Frequently asked questions
- Is Answers in Genesis free to use?
- Yes. The article library, daily devotional, most podcasts, Kids Answers, video clips, and the entire Answers Research Journal are free with no account or paywall. Paid offerings include the Answers Magazine print subscription, the Answers TV streaming service, the storefront, and admission to the Creation Museum and Ark Encounter — all optional.
- What is Answers in Genesis' theological position?
- AiG is an explicitly young-earth creationist ministry. It reads Genesis 1-11 as historical narrative, holds to six ordinary days of creation, an earth on the order of 6,000 years old, and a global Flood as the primary geological agent. The site is upfront about this and every article is written from inside that frame.
- How does Answers in Genesis differ from Reasons to Believe and BioLogos?
- All three are Christian ministries that affirm the authority of Scripture but hold different views on Genesis and the age of the earth. AiG holds young-earth creationism. Reasons to Believe holds old-earth creationism (long-age Genesis days, accepts mainstream cosmology, rejects biological evolution). BioLogos holds evolutionary creation (accepts the mainstream scientific timeline including common descent). Christians genuinely disagree about which view is closest to the text.
- Is the Answers Research Journal a real peer-reviewed journal?

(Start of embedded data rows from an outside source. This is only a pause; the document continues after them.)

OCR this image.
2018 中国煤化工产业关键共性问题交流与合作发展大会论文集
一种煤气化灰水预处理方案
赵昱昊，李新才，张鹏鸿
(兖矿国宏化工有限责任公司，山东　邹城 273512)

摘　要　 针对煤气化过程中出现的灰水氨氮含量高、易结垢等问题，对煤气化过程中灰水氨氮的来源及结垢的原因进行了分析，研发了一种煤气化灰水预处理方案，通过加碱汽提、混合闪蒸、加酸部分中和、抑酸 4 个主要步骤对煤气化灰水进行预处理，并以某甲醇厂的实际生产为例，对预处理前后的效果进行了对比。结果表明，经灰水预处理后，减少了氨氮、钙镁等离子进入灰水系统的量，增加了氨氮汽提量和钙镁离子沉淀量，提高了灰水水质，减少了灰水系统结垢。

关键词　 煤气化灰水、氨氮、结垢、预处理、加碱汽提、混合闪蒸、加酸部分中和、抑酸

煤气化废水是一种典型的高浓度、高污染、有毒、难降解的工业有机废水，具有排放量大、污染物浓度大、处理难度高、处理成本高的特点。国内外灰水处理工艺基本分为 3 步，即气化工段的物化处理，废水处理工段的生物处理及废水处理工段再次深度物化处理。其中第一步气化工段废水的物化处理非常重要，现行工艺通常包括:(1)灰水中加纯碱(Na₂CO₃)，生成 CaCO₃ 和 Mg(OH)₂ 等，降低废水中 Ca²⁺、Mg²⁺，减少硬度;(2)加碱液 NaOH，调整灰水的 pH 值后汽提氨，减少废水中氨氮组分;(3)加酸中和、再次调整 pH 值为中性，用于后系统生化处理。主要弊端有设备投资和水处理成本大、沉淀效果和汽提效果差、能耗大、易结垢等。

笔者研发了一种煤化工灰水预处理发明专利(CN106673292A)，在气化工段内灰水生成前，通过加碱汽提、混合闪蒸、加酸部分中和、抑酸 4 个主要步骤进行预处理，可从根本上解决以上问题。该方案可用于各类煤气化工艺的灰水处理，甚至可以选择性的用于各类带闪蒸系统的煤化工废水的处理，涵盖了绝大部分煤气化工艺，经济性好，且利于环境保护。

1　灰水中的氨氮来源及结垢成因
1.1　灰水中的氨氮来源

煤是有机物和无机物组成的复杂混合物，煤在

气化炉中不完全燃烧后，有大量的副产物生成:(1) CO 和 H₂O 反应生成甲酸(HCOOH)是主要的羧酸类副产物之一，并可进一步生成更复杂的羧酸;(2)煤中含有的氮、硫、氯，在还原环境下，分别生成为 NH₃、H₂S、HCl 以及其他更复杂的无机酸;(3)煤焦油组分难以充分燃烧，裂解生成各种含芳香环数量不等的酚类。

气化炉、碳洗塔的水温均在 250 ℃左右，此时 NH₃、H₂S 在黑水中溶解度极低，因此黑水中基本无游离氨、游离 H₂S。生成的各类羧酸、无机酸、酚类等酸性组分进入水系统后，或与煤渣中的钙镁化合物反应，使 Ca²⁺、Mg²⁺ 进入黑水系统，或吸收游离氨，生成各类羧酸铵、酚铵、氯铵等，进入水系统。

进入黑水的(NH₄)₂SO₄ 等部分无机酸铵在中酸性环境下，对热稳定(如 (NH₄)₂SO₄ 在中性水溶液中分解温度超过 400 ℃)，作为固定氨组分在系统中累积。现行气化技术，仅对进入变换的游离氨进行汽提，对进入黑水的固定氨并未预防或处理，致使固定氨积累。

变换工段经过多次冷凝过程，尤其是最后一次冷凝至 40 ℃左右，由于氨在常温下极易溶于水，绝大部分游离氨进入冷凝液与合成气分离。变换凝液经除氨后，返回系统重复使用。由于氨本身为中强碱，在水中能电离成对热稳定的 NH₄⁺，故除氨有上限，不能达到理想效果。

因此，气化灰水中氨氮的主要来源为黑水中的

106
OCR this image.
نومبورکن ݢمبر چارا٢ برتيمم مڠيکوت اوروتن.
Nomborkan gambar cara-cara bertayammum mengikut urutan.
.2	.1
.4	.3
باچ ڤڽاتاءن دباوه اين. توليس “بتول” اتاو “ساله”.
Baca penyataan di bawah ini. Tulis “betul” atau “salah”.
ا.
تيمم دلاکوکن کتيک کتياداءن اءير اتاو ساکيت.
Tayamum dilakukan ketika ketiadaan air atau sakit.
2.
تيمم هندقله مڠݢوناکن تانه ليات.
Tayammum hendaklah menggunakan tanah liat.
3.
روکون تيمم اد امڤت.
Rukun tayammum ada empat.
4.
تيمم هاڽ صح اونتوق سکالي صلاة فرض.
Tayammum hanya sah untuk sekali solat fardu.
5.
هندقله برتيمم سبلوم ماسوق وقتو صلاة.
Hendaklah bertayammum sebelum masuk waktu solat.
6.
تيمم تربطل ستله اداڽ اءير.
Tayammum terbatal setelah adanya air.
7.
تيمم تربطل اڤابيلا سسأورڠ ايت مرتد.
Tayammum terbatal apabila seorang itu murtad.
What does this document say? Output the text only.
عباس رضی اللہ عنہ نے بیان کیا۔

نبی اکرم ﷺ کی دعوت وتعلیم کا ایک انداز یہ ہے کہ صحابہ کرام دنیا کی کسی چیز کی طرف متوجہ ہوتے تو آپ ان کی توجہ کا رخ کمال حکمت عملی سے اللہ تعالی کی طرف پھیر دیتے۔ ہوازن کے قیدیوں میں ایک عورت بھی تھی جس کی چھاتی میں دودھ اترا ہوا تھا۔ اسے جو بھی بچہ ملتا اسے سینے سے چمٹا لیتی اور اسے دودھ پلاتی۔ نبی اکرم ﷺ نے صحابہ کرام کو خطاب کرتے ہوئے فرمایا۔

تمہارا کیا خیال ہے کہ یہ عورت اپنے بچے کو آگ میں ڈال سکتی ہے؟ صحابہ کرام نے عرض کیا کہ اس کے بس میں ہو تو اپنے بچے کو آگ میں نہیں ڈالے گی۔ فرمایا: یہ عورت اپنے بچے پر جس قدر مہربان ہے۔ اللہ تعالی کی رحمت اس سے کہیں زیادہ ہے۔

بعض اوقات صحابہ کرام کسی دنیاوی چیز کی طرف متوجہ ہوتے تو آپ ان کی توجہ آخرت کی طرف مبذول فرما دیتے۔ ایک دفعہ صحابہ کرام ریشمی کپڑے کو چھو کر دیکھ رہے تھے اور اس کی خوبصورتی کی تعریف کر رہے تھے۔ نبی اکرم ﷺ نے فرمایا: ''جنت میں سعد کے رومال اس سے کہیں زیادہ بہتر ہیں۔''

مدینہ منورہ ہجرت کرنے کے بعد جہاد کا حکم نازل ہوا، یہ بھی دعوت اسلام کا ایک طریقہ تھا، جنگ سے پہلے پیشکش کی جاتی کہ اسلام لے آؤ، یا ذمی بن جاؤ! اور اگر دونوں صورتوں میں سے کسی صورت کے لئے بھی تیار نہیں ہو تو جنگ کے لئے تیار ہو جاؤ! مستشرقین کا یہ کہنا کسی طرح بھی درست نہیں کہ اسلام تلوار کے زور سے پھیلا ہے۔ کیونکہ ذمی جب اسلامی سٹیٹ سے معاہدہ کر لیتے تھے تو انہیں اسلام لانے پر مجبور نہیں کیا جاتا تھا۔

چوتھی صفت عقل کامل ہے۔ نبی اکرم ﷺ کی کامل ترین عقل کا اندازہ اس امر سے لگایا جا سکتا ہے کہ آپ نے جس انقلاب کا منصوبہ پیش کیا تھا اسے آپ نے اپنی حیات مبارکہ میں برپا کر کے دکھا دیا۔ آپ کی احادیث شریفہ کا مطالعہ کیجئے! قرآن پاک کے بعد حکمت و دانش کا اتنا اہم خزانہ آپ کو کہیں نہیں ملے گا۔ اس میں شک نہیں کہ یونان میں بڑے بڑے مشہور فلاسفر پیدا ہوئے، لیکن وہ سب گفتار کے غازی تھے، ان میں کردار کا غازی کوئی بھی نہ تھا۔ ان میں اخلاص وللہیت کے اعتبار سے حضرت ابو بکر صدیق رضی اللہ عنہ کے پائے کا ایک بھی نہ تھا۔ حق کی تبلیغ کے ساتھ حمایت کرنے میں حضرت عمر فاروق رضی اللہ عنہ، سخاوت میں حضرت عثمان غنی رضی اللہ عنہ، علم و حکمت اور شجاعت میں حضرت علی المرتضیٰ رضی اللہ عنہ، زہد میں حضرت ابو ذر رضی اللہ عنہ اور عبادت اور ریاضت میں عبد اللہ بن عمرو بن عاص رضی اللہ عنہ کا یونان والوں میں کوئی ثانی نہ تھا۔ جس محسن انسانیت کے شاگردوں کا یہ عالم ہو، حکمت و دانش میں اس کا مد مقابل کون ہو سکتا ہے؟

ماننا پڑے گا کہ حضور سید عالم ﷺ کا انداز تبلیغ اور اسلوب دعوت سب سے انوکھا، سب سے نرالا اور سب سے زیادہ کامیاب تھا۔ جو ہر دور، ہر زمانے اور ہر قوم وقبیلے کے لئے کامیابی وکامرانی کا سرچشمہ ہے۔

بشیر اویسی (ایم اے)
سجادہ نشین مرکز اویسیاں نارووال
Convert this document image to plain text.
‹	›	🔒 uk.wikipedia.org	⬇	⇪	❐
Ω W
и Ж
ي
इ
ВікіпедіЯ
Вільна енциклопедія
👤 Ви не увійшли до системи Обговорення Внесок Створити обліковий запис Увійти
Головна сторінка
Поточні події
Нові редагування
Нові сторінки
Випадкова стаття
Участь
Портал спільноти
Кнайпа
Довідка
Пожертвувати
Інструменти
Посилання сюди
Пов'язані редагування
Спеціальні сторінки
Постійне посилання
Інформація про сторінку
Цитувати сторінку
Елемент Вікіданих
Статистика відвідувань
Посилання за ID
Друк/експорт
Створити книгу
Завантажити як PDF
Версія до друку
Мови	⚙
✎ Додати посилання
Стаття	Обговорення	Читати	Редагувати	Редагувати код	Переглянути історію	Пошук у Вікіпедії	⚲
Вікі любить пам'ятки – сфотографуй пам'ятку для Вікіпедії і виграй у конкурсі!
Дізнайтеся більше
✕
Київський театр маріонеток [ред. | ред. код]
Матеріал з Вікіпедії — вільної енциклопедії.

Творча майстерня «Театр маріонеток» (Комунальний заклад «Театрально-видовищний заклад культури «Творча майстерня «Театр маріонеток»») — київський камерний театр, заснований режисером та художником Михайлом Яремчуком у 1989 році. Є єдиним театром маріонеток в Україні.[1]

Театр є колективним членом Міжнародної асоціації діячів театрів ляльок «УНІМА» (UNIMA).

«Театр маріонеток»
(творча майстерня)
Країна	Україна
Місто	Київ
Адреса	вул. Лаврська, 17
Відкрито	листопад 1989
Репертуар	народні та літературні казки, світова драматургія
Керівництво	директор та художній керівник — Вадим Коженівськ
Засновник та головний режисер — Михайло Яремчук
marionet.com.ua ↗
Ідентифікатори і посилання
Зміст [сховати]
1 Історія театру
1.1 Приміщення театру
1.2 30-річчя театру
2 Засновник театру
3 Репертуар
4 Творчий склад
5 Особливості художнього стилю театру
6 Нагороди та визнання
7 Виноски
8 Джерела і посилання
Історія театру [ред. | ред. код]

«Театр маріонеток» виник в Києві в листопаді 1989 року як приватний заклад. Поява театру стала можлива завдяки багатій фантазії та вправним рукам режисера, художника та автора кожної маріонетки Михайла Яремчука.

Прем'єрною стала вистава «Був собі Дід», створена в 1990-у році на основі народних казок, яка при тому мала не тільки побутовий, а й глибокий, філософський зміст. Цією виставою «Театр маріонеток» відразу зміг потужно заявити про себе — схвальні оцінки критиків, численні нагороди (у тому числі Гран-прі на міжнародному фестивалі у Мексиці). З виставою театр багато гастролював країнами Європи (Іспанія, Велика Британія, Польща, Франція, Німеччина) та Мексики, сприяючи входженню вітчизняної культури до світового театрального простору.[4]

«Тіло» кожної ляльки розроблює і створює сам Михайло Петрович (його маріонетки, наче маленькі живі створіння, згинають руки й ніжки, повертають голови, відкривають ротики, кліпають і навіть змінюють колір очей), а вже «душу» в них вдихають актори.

- It uses standard academic apparatus — abstracts, methodology, footnotes — and is peer-reviewed within the young-earth creationist research community. It is not indexed in the major mainstream scientific databases, and researchers outside that lane generally don't engage with it. Within the young-earth community it is the most rigorous publication of its kind and the primary place to read technical creationist research in its own words.
- Is AiG content good for kids and homeschoolers?
- Yes — this is genuinely one of its strongest categories. Kids Answers, the Answers magazine kids insert, the Answers Bible Curriculum, and the Ark Encounter's family programming are well-produced and widely used by homeschooling families. The origins framing is present from the earliest grade levels, so families who hold a different creation view should decide how they want to handle that going in.
- Who founded Answers in Genesis?
- Ken Ham, an Australian-born former public-school science teacher, founded AiG in 1994 after earlier work with what became Creation Ministries International. He remains the ministry's chief executive and most visible spokesperson, and is the public face of both the Creation Museum (opened 2007) and the Ark Encounter (opened 2016) in northern Kentucky.
- Should I read AiG if I don't hold a young-earth view?
- It depends on what you're looking for. If you want apologetics resources written from your own creation view, you'll be better served by Reasons to Believe, BioLogos, or a generalist site. If you want to understand what young-earth creationists actually argue — including to engage or disagree thoughtfully — AiG is the clearest and most comprehensive statement of that position in their own words.